I know I can get the GPU kernel running much faster if I explicitly use block and threads but then I don’t think it would run on a CPU.

Other approaches I considered:

  1. I’ve seen other threads around here that suggest using CuArrays.@sync map!(...) but I don’t think stencil operations can be mapped.
  2. From reading CUDA tutorials on stencil computations, I think the usual CUDA way of doing this is by using 16*16 thread blocks and careful shared memory management but I don’t think a kernel written this way would work on a CPU.
  3. I’ve also been looking at Casette.jl, maybe it’s useful here in case different kernels must be written for the CPU and GPU? Maybe the “API” doesn’t need to know?

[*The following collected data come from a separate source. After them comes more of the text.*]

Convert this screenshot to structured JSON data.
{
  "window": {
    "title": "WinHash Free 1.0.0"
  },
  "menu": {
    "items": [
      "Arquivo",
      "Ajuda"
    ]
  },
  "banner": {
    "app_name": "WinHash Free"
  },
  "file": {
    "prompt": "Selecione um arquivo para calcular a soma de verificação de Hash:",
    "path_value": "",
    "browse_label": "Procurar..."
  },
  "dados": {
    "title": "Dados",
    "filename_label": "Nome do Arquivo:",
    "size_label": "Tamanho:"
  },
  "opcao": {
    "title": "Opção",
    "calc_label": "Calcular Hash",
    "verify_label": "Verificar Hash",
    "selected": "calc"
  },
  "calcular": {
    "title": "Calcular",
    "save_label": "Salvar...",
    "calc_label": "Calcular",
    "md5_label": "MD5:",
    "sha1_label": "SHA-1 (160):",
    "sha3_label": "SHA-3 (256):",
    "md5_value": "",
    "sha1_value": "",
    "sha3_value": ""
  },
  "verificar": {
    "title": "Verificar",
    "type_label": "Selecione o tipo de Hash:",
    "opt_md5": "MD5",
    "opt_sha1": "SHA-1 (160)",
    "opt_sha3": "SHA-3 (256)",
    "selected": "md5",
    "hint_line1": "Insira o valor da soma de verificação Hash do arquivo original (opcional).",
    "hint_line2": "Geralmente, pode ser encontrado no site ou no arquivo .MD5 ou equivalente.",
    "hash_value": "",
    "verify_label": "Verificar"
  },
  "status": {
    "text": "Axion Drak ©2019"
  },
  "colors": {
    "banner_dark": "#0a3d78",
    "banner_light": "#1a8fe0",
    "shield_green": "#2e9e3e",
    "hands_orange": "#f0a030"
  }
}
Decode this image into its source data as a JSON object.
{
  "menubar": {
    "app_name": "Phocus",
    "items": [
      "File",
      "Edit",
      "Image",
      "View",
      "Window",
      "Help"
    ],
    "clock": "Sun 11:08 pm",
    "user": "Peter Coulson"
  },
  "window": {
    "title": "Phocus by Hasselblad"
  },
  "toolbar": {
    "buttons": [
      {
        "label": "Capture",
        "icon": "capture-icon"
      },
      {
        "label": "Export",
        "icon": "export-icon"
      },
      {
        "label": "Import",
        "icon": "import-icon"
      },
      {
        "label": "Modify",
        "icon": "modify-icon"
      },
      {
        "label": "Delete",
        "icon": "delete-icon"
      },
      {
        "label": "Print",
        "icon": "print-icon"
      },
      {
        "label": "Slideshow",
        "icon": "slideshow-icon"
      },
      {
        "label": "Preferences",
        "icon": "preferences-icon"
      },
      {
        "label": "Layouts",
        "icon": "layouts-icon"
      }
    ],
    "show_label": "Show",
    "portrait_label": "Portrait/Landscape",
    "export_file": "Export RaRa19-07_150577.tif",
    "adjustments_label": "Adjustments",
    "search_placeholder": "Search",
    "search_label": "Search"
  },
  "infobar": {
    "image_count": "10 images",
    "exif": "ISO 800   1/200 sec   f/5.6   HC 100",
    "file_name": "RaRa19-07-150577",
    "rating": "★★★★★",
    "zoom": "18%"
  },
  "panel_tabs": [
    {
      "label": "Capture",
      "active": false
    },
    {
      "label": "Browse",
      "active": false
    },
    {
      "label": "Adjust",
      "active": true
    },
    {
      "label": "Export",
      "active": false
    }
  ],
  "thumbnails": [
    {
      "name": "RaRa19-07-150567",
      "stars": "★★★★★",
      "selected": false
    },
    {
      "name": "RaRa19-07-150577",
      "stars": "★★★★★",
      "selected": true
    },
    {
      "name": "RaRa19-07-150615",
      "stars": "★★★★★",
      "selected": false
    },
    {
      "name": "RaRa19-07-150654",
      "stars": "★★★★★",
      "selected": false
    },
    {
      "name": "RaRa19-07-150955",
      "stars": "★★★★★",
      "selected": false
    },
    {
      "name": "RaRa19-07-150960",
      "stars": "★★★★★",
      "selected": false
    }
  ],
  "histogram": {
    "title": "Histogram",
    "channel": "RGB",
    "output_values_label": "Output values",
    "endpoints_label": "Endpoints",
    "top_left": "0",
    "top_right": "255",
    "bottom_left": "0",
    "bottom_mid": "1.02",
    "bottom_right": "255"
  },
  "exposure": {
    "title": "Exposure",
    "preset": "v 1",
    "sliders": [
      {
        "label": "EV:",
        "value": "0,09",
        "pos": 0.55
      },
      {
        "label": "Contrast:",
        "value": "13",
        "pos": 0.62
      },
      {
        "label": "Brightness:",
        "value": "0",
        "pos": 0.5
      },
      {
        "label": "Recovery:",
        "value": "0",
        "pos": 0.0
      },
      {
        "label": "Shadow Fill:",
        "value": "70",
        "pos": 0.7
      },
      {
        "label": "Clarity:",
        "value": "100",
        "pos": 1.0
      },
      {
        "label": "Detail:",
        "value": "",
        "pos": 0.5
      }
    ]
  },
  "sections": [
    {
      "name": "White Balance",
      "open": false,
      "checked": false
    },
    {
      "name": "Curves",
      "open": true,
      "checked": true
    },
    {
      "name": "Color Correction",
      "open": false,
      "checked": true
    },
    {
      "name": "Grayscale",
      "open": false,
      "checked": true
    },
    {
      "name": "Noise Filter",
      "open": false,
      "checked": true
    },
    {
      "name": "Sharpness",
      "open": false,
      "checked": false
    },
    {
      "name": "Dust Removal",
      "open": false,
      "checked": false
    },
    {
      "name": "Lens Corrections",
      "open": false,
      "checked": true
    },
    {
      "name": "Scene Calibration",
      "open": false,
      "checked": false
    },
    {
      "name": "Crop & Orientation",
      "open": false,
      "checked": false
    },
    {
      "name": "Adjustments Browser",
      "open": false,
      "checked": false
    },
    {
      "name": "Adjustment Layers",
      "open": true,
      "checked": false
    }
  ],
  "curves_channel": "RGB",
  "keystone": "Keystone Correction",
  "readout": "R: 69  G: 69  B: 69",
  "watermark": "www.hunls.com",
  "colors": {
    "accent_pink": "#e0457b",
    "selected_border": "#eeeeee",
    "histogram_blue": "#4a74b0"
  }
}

If it matters, I am using an Nvidia Tesla P100 and Julia 1.0.1 (CUDAapi v0.5.3, CUDAdrv v0.8.6, CUDAnative v0.9.1, CuArrays v0.8.1).

Apologies for the wall of text! All this GPU stuff is new to me so please excuse me if I’ve made some rookie mistakes.


#2

I think I may have found an answer using @views after skimming through Tim’s awesome presentation!

function δx!(f, δxf)
    @views @. δxf[2:end, :, :] = f[2:end, :, :] - f[1:end-1, :, :]
    @views @. δxf[end,   :, :] = f[1,     :, :] - f[end,     :, :]
    nothing
end

which is almost as fast on the CPU and gives a decent ~10x speedup on a GPU

~ julia
julia> using BenchmarkTools
julia> Nx, Ny, Nz = 128, 128, 128;
julia> xc = rand(Nx, Ny, Nz); yc = zeros(Nx, Ny, Nz);
julia> @benchmark δx!($xc, $yc)
BenchmarkTools.Trial:
  memory estimate:  384 bytes
  allocs estimate:  6
  --------------
  minimum time:     1.645 ms (0.00% GC)
  median time:      1.662 ms (0.00% GC)
  mean time:        1.667 ms (0.00% GC)
  maximum time:     3.740 ms (0.00% GC)
  --------------
  samples:          2996
  evals/sample:     1

~ julia
julia> using CUDAnative, CUDAdrv, CuArrays, BenchmarkTools
julia> Nx, Ny, Nz = 128, 128, 128;
julia> xg = cu(rand(Nx, Ny, Nz)); yg = cu(zeros(Nx, Ny, Nz));
julia> @benchmark δx!($xg, $yg)
BenchmarkTools.Trial:
  memory estimate:  4.84 KiB
  allocs estimate:  70
  --------------
  minimum time:     9.721 μs (0.00% GC)
  median time:      178.504 μs (0.00% GC)
  mean time:        169.339 μs (0.27% GC)
  maximum time:     2.521 ms (99.15% GC)
  --------------
  samples:          10000
  evals/sample:     1

although I’m interested to look into why there’s such a big spread in run times. And apparently @inbounds slows things down on the CPU.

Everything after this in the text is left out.